13 April 2010

Creating the Digital City: Geographies of the Internet's Infrastructure

(click on the image to enlarge)
A collage of photos of data centers and colocation points.  photos by author; left to right from top down:  Digital Realty Trust at 833 Chestnut, Philadelphia; 365 Main at 720 2nd St, Oakland (the large white building in center distance); 60 Hudson St, New York City; 365 Main at 365 Main St, San Francisco; Quonix Networks at 2401 Locust St, Philadelphia; Terminal Commerce Building (on the left) at 401 North Broad St, Philadelphia; Level 3 Oakland at 1313 53rd St, Emeryville.
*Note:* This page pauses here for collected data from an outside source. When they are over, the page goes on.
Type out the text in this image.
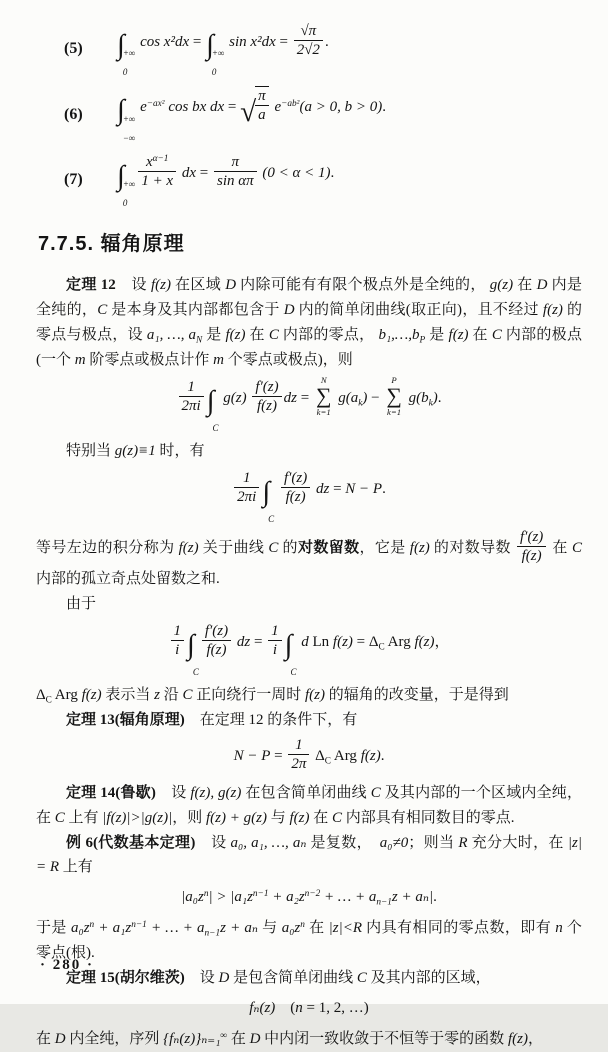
(5)	∫
+∞
0
cos x²dx = ∫
+∞
0
$\sin x^2dx = \frac{√\pi}{2√2}$ .
(6)	∫
+∞
−∞
$e^{-ax^2}$ cos bx dx = √ $\frac{\pi}{a} e^{-ab^2}(a > 0$, b > 0).
(7)	∫
+∞
0
$\frac{x^{\alpha-1}}{1 + x}$ dx = $\frac{\pi}{\text{sin απ}} (0 < \alpha < 1)$.
7.7.5. 辐角原理

定理 12　设 f(z) 在区域 D 内除可能有有限个极点外是全纯的， g(z) 在 D 内是全纯的，C 是本身及其内部都包含于 D 内的简单闭曲线(取正向)，且不经过 f(z) 的零点与极点，设 a₁, …, $a_N$ 是 f(z) 在 C 内部的零点， $b_1,\dots,b_P$ 是 f(z) 在 C 内部的极点(一个 m 阶零点或极点计作 m 个零点或极点)，则

$\frac{1}{2\pi i}$ ∫

C
$g(z) \frac{f'(z)}{f(z)}$ dz =
N
∑
k=1
$g(a_k)$ −
P
∑
k=1
$g(b_k)$.

特别当 g(z)≡1 时，有

$\frac{1}{2\pi i}$ ∫

C

$\frac{f'(z)}{f(z)}$ dz = N − P.

等号左边的积分称为 f(z) 关于曲线 C 的对数留数，它是 f(z) 的对数导数 $\frac{f'(z)}{f(z)}$ 在 C 内部的孤立奇点处留数之和.

由于

$\frac{1}{i}$ ∫

C
$\frac{f'(z)}{f(z)}$ dz = $\frac{1}{i}$ ∫

C
d Ln $f(z) = \Delta_C$ Arg f(z)，

$\Delta_C$ Arg f(z) 表示当 z 沿 C 正向绕行一周时 f(z) 的辐角的改变量，于是得到

定理 13(辐角原理)　在定理 12 的条件下，有

$N - P = \frac{1}{2\pi} \Delta_C$ Arg f(z).

定理 14(鲁歇)　设 f(z), g(z) 在包含简单闭曲线 C 及其内部的一个区域内全纯，在 C 上有 |f(z)|>|g(z)|，则 f(z) + g(z) 与 f(z) 在 C 内部具有相同数目的零点.

例 6(代数基本定理)　设 a₀, a₁, …, aₙ 是复数，　a₀≠0；则当 R 充分大时，在 |z| = R 上有

$|a_0z^n| > |a_1z^{n-1} + a_2z^{n-2}$ + … + $a_{n-1}z + a_n|$.

于是 $a_0z^n + a_1z^{n-1}$ + … + $a_{n-1}z + a_n$ 与 $a_0z^n$ 在 |z|<R 内具有相同的零点数，即有 n 个零点(根).

定理 15(胡尔维茨)　设 D 是包含简单闭曲线 C 及其内部的区域，

fₙ(z)　(n = 1, 2, …)

在 D 内全纯，序列 {fₙ(z)}ₙ₌₁∞ 在 D 中内闭一致收敛于不恒等于零的函数 f(z)，

· 280 ·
This coming Sunday I will be presenting at the Association of American Geographers 2010 Annual Meeting in Washington, DC.  My abstract is below; the image above is a collage of some of the photos that make up my research over the past few months into the landscape of cyberinfrastructure.  If anyone reading this is able to come to the session, please introduce yourself.

Creating the Digital City: Geographies of the Internet's Infrastructure

is part of the Paper Session:
Theorizing the Digital City

The digital city is here, and although this space has been theorized for at least a decade, there is little research into the infrastructural networks that support these emergent urban landscapes. While geographers have critically examined the role of traditional infrastructures—water, sewer, streets, electricity, and telephone—in creating modern cities, little attention has been paid to the role of the Internet's infrastructure in creating urban spaces today. The geographers that directly study the Internet have traditionally done so either from an economic geography standpoint or from the perspective of the utility of the cyberspace itself. This presentation aims to address how the Internet reaches our computer screens and mobile phones via the infrastructural networks that ground the technologies in the urban landscape. This presentation will situate the social and spatial impacts of the digital city's physical infrastructure: the data centers and fiber optic cables as well as the hertzian spaces that merge to provide ubiquitous Internet connectivity for the contemporary city. For example, what is the historic development of urban data centers: where are they sited and why, and how do these businesses interact with their surroundings. The methodological utility of different theoretical approaches, ranging from urban political ecology to postmodernism, will be critiqued and then applied using central Philadelphia as a case study. Understanding how we conceptualize proximity and how the scale and interdependence of interactions are fundamentally changing within these networked ecologies is a needed component for studying urban spaces today and into the future.